The proposed activities will deal with the use of mathematical analysis of disease to help develop and deliver new therapies.  It will focus on past successes and new directions with an emphasis on translating theoretical insights into deliverables at the bedside.  We will gather mathematicians, statisticians, benchtop researchers, physicians and students, together with representatives from industry and computer science to discuss the role of mathematics in the detection and treatment of human illness. Workshop activities will include:


Dynamical Disease—From the Blackboard to the Bedside

The rapid development of wearable devices, cell phone apps and cloud computing has the promise of providing the continuous monitoring of key physiological variables such as heart rate and body temperature of every individual in a population at risk. Implantable electronic devices and nanotechnologies make it possible to restore physiological functions lost by disease and to treat medical emergencies when they arise. Thus it is possible to develop a personalized medicine in which patients at risk can be identified and even treated before their health deteriorates. Thus the goals of mathematical physiology include the development of mathematical models (1) to uncover disease mechanisms, (2) to develop therapeutic strategies, and (3) to identify the dynamical changes in those physiological variables which can be easily monitored that warn of impending illness.  This workshop will focus on past successes of modeling dynamical diseases, address new modeling directions, and deal with practical aspects of translating theoretical insights into accepted diagnostics and therapy.

Dynamic Approaches to Disease Treatment

Neurons, skeletal and cardiac muscle cells, and certain endocrine cells are examples of excitable cells.  Over the last 70 years the mathematical analysis of excitability has provided fundamentally important insights into, for example, the genesis of cardiac arrhythmias and epileptic seizures.   These insights, in turn, have led to a growing area of medicine in which implantable electronic devices are used to treat medical emergencies when they arise, control pain, and replace functions lost by disease including movement to those who have lost the ability, such as amputees and patients with Parkinson’s disease and, most recently, an artificial pancreas to treat patients with diabetes. Advances in computational capabilities have made possible physiologically “realistic” representations of parts of, and in some cases, entire organs. This workshop addresses the crucial modeling question of determining at what level of detail, for a given organ or system, a mathematical model can be considered “adequate”.

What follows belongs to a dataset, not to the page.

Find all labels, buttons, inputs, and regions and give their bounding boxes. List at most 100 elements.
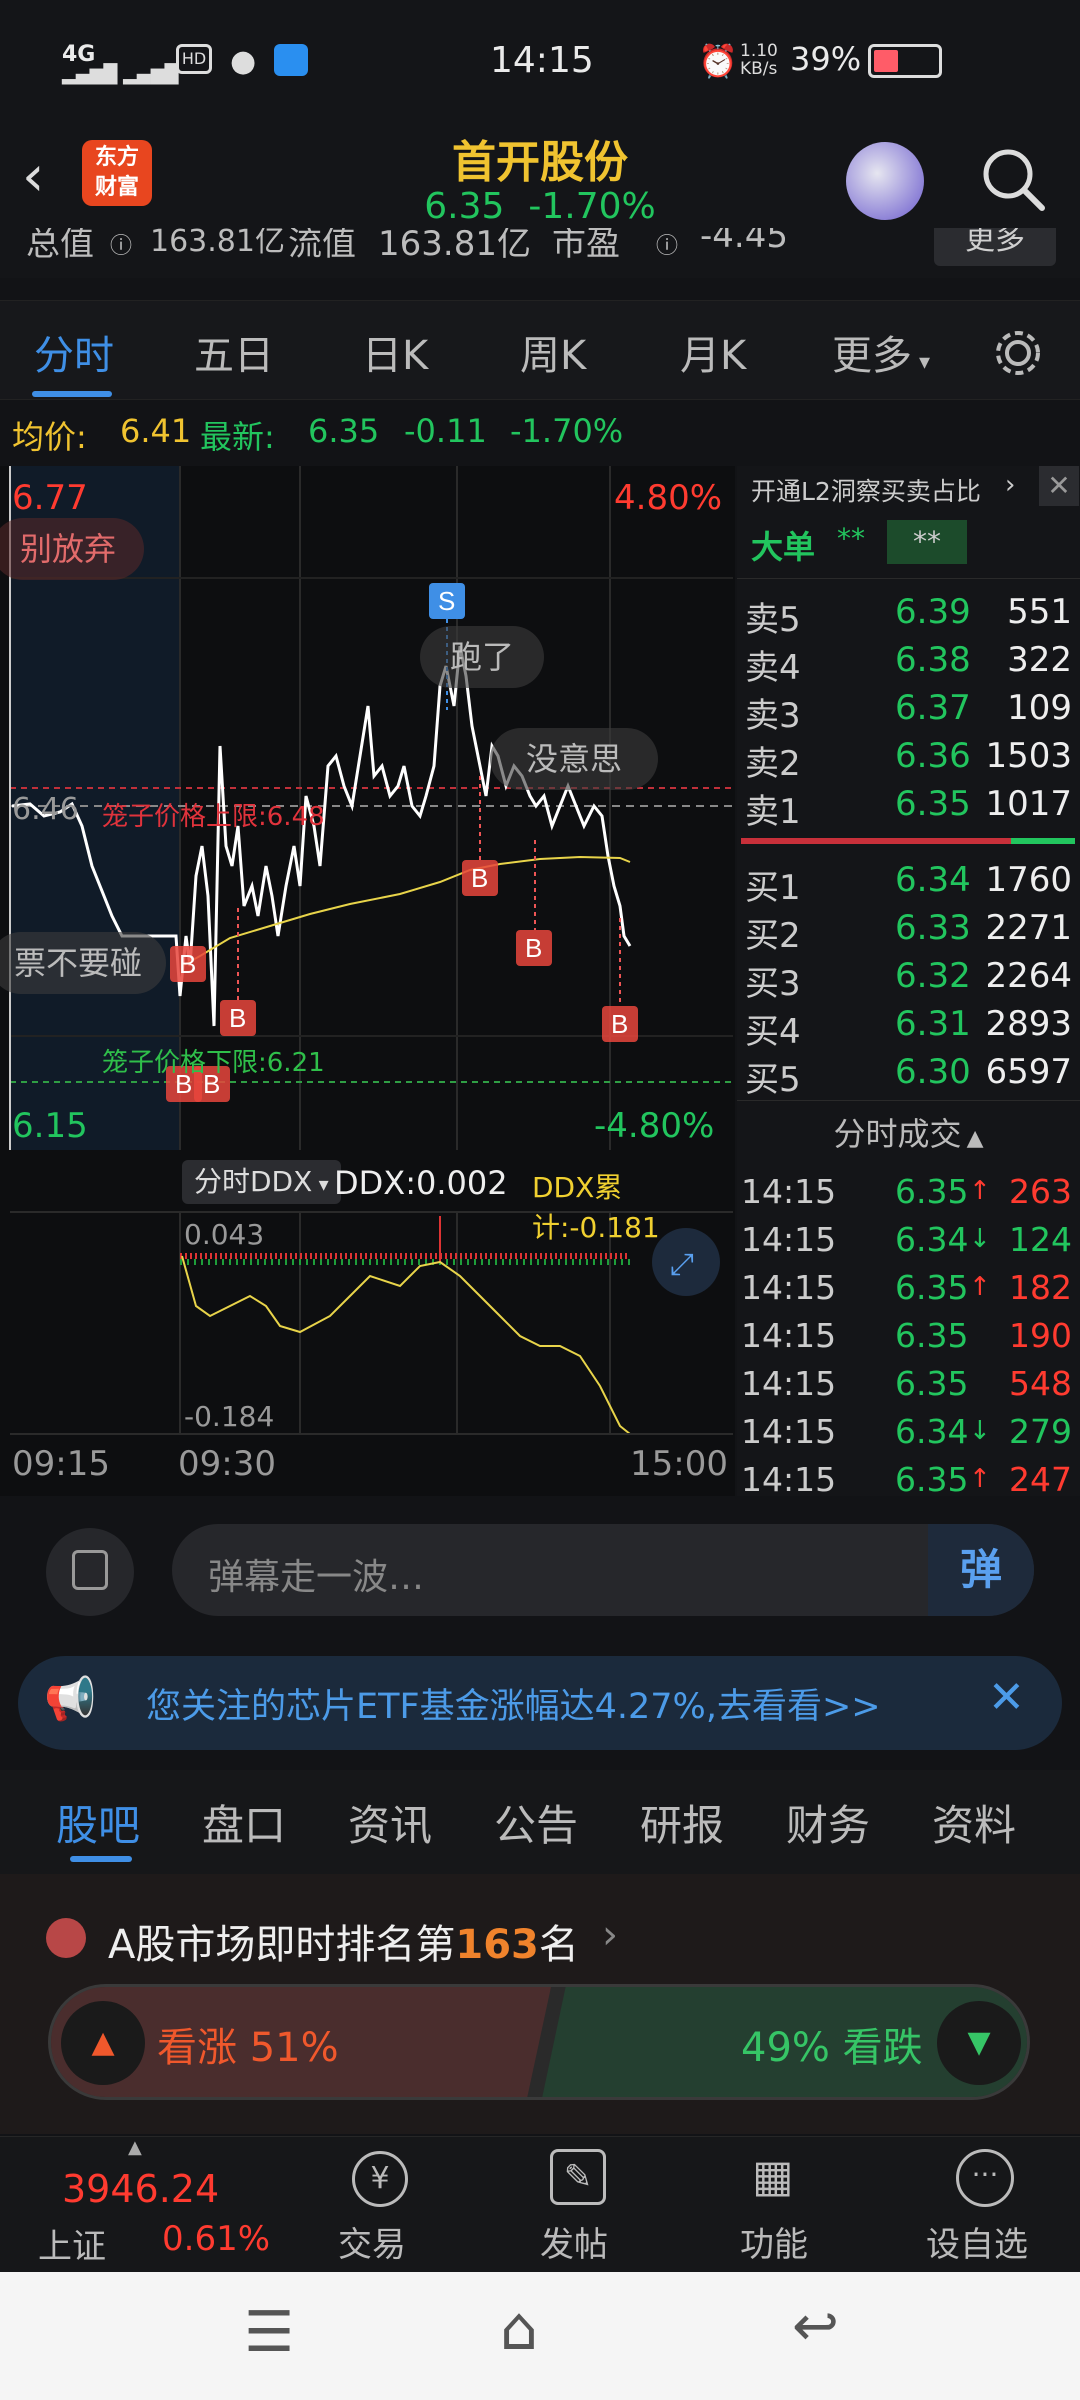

Facilitating mHealth Implementation of Dynamical Approaches

The healthcare system is experiencing a paradigm shift in delivering its services, evolving from a reactive “one-size-fits-all” structure to a patient-centrist model focusing on individualized medicine. However, the dream of providing personalized healthcare to every individual on the planet requires that mathematicians obtain solutions to a number of practical problems.  These issues include, but are not limited to, the identification of the important physiologically accessible parameters to monitor, the development of efficient data mining techniques to detect abnormality and statistical analytic techniques to identify artifacts and determine levels of significance that would motivate medical intervention.   This workshop draws on the experience garnered from drug development protocols that incorporate of data gathered at the level of individuals.   Systems level mathematical insights are provided in the form of pharmacometrics-based decision support tools which bring together validated scientific components, available technical options, considerations of regulatory aspects, and achievement of efficient commercialization.   This workshop is aimed to raise awareness among applied mathematicians and computer scientists to emerging opportunities for the development of mobile applications targeting medical and health care, and discusses the regulatory aspects that should be part of the development process.